Als alle kabouters met hun karretjes weer zijn vertrokken
naar het paddenstoeldorp, blijven Flop en Flap tevreden achter in hun nieuwe
huis.
“Het lijkt me wel gezellig als ze allemaal hier komen wonen. Een paar
huisjes kan nog naast het onze worden gebouwd en de rest aan de overkant van
de rivier.
“Ik hoop dat Plens en Plons bedenken hoe we de rivier over kunnen steken”zegt
Flap en dan gaan ze slapen.
De volgende dag komen Wieltje, Plens en Plons al vroeg aanrijden in hun karretje.
Ze hebben een paar lange stukken touw bij zich.
Na lang overleggen binden de kabouters het ene eind van het touw aan een boomstammetje
en dan is het zo ver: Plons springt met het andere eind van het touw in het
water en zwemt razendsnel naar de overkant. Daar bindt hij het andere eind van
het touw ook aan een boomstammetje vast.
“Klaar”roept hij naar de anderen. “Kom maar hier naartoe.

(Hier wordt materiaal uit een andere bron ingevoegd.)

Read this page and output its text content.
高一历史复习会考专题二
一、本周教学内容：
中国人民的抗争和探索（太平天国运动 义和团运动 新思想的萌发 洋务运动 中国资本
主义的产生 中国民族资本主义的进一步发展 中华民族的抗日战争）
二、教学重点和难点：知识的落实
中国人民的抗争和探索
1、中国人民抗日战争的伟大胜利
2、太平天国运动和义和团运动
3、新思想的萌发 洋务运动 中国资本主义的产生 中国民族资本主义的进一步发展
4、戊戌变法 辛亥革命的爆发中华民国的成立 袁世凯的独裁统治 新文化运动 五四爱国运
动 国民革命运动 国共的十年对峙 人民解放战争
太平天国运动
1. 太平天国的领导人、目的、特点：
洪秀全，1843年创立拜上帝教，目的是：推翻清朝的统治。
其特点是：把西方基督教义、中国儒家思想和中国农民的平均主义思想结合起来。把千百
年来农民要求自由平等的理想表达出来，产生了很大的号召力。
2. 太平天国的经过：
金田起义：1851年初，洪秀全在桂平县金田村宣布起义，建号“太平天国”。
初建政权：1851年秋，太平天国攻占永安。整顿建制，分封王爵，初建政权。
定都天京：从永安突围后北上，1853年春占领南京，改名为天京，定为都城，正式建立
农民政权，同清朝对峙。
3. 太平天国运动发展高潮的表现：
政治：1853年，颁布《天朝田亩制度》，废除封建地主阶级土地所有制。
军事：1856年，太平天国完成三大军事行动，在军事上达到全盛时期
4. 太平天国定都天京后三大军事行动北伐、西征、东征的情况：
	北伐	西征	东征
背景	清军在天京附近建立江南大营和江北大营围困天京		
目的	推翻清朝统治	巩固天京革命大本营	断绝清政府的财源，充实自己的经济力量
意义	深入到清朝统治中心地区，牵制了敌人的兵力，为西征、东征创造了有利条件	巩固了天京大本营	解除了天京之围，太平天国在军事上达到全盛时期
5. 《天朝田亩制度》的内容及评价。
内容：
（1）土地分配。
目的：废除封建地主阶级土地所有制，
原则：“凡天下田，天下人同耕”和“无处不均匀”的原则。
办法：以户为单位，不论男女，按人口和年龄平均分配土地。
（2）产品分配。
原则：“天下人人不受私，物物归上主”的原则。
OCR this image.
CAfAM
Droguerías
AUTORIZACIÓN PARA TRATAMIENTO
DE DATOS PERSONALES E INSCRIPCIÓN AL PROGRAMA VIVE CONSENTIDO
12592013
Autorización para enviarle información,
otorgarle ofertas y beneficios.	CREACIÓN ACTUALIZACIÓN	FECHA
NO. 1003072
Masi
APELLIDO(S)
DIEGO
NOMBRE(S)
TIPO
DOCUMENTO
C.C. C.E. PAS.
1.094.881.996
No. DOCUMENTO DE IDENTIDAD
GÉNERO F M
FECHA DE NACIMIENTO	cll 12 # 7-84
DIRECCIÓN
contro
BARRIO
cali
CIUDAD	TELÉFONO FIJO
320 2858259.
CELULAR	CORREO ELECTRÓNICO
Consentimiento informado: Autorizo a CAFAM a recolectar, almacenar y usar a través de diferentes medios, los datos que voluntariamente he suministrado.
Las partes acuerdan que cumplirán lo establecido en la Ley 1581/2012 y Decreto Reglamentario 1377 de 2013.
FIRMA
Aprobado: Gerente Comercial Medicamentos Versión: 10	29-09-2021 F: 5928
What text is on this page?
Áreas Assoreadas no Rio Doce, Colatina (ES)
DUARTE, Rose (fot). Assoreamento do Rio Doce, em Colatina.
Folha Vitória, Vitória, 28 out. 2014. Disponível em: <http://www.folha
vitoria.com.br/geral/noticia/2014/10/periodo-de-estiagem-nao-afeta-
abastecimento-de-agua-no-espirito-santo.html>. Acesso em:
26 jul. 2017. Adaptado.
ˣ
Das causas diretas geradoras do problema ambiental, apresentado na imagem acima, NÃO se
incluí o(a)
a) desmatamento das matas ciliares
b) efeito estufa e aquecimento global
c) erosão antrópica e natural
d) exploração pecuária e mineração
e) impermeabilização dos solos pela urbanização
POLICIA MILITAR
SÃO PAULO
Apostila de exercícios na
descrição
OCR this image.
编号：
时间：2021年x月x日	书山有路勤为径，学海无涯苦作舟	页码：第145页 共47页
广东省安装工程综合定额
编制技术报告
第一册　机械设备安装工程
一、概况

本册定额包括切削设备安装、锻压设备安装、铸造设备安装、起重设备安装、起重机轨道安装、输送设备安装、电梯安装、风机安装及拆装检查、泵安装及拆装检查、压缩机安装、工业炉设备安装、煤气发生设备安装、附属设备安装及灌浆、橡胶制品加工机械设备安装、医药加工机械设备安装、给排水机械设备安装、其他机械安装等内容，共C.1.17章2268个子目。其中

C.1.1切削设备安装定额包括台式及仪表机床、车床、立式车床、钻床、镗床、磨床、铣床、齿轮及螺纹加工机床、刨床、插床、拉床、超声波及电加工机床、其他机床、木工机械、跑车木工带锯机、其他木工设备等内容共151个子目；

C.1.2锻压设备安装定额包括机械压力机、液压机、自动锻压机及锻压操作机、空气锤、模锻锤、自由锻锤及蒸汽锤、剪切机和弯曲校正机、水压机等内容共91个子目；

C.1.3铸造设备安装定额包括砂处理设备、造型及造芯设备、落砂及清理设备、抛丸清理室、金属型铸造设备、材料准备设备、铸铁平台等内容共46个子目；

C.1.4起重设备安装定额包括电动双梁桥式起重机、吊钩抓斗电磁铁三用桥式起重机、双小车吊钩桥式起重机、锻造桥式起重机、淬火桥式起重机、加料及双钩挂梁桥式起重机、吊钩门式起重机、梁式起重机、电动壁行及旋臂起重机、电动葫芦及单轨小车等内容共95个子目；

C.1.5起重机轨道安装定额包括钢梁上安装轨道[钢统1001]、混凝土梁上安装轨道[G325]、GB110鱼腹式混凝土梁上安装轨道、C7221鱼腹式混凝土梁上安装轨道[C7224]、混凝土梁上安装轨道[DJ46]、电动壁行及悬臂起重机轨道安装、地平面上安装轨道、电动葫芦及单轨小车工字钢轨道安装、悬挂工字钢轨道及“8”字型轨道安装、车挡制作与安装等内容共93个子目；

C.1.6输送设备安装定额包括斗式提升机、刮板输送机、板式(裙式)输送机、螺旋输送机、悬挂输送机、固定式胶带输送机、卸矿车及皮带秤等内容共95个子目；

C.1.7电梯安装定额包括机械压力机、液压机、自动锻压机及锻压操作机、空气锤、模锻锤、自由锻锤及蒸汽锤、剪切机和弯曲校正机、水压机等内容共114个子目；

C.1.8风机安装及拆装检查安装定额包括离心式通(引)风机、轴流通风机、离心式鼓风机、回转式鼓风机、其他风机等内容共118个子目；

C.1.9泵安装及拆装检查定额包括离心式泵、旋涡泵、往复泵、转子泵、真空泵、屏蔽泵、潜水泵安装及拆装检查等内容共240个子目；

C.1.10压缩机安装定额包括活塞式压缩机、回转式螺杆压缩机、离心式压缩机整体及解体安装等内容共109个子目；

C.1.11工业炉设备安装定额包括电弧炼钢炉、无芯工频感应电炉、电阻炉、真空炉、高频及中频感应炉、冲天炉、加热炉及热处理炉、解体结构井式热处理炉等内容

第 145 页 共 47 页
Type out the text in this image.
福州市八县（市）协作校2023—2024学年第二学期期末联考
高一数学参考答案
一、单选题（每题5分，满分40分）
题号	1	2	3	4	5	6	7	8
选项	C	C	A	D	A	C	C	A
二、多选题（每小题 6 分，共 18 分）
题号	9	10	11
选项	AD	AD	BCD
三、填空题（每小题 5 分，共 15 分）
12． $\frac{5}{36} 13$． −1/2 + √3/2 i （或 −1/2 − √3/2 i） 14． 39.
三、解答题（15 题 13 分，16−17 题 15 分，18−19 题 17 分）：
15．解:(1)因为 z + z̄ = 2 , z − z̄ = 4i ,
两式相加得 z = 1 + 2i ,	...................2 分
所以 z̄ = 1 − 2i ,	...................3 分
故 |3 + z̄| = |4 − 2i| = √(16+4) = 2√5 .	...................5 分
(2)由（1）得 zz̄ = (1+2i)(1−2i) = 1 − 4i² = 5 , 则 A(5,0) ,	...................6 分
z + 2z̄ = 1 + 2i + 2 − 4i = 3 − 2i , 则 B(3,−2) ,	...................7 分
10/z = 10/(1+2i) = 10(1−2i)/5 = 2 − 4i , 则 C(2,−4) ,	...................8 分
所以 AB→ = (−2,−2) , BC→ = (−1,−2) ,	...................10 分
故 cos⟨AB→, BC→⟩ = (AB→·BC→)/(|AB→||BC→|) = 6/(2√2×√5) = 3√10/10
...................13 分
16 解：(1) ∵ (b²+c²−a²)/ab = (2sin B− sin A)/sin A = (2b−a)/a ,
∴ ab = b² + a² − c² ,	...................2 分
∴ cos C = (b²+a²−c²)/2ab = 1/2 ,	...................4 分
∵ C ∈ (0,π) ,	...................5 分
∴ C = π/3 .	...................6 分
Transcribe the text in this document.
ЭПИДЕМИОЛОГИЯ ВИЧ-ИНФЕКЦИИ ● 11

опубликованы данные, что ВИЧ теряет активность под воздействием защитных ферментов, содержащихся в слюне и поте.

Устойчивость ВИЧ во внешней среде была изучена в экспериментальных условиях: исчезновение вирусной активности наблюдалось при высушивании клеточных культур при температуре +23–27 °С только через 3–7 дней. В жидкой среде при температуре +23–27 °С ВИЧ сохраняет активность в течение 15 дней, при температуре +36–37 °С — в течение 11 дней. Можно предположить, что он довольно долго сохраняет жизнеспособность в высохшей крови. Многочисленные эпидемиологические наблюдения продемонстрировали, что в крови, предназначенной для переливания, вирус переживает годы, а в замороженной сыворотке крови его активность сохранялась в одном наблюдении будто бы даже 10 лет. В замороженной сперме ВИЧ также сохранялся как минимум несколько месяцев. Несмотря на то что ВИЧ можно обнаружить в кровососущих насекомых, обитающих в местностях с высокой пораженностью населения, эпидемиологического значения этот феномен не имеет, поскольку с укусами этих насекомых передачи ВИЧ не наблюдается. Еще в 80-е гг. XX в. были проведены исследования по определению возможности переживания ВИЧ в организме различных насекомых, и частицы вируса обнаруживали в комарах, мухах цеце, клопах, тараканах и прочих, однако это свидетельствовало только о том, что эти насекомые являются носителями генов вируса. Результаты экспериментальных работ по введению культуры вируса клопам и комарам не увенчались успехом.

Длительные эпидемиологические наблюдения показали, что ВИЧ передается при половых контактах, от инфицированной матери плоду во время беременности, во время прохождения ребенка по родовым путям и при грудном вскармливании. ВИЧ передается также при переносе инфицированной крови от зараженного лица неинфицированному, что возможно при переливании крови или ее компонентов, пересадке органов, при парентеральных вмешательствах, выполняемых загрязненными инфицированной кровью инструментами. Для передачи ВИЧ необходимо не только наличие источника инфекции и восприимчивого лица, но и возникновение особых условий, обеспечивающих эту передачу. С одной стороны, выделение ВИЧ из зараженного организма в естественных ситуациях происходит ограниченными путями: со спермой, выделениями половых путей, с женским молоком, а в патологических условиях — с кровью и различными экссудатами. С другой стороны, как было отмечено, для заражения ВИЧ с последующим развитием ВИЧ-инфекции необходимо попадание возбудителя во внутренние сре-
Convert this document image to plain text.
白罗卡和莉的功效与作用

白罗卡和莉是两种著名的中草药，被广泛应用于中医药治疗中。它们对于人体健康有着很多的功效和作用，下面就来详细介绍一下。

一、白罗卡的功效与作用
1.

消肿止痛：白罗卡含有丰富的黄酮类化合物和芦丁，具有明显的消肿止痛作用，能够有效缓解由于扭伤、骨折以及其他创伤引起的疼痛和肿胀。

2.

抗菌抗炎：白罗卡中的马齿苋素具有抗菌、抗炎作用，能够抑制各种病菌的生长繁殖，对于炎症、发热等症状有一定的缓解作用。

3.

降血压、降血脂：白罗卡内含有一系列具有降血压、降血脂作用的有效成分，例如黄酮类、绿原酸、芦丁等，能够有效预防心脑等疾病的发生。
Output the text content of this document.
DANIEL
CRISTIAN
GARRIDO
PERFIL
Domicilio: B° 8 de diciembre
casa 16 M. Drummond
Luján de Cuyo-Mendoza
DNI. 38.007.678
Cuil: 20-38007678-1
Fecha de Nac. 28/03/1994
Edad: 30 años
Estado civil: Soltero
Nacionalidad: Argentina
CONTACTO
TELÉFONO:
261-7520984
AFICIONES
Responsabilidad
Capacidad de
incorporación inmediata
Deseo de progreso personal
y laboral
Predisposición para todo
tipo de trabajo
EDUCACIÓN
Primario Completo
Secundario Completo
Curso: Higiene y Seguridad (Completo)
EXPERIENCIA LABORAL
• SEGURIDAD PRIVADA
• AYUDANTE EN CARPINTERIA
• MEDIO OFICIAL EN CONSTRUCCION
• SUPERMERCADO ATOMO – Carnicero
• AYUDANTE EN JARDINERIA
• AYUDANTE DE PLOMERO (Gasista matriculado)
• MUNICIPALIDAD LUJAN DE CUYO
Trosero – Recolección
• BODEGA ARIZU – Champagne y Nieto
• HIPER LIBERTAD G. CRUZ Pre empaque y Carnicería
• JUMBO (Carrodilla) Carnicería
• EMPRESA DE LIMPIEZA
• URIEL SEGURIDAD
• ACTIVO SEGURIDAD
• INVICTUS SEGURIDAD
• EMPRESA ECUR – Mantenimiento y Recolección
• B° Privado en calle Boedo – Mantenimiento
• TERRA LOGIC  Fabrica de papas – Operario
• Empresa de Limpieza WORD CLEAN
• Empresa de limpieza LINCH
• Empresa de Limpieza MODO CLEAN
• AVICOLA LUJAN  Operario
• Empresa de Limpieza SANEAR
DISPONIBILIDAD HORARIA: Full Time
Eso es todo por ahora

Je gaat gewoon met twee handen aan het touw hangen en dan kun je aan je handen
naar de overkant”.
Flap. Flop en Wieltje kijken elkaar verbaasd aan. Plens en Plons zijn de enige
twee kabouters die kunnen zwemmen. Alle andere kabouters zijn een beetje bang
voor water.
“Dat durven we niet”roepen ze terug.
“Goed, dan maken we nog een touw vast”. En naast het eerste touw
maken ze op dezelfde manier een tweede touw over het water. “Nu kunnen
jullie je aan twee touwen vasthouden”. Maar ook dat durven de kabouters
niet.
“Als we nou eens iets maken, waar we op kunnen staan. Dan kunnen we dat
ding langs een touw naar de overkant trekken zonder nat te worden”roept
Wieltje.
Dat lijkt een goed idee. Ze proberen het eerst met een kastanjedop, Dat lukt
wel, maar hij is maar net groot genoeg voor één kabouter en één
huizenblokje.
“Laten we in het bos naar iets groters gaan zoeken”zegt Flop. Ze
verspreiden zich en na een poosje horen ze Flap roepen: “kom eens helpen.
Ik heb iets gevonden.”
En Flap heeft zeker iets gevonden. Een plankje waar wel 5 kabouters en een heleboel
steentjes op kunnen. Maar het plankje is veel te zwaar om naar de rivier te
slepen.
“Ik weet wat” zegt Wieltje. We duwen er twee karretjes onder en
rijden de plank naar de rivier”.
Zo gezegd, zo gedaan. Eindelijk ligt de plank tussen de twee touwen in de rivier.
Maar o jee, hij begint weg te drijven. Op het laatste moment weet Wieltje er
nog een touw aan vast te maken, zodat ze het vlot (want dat is het geworden)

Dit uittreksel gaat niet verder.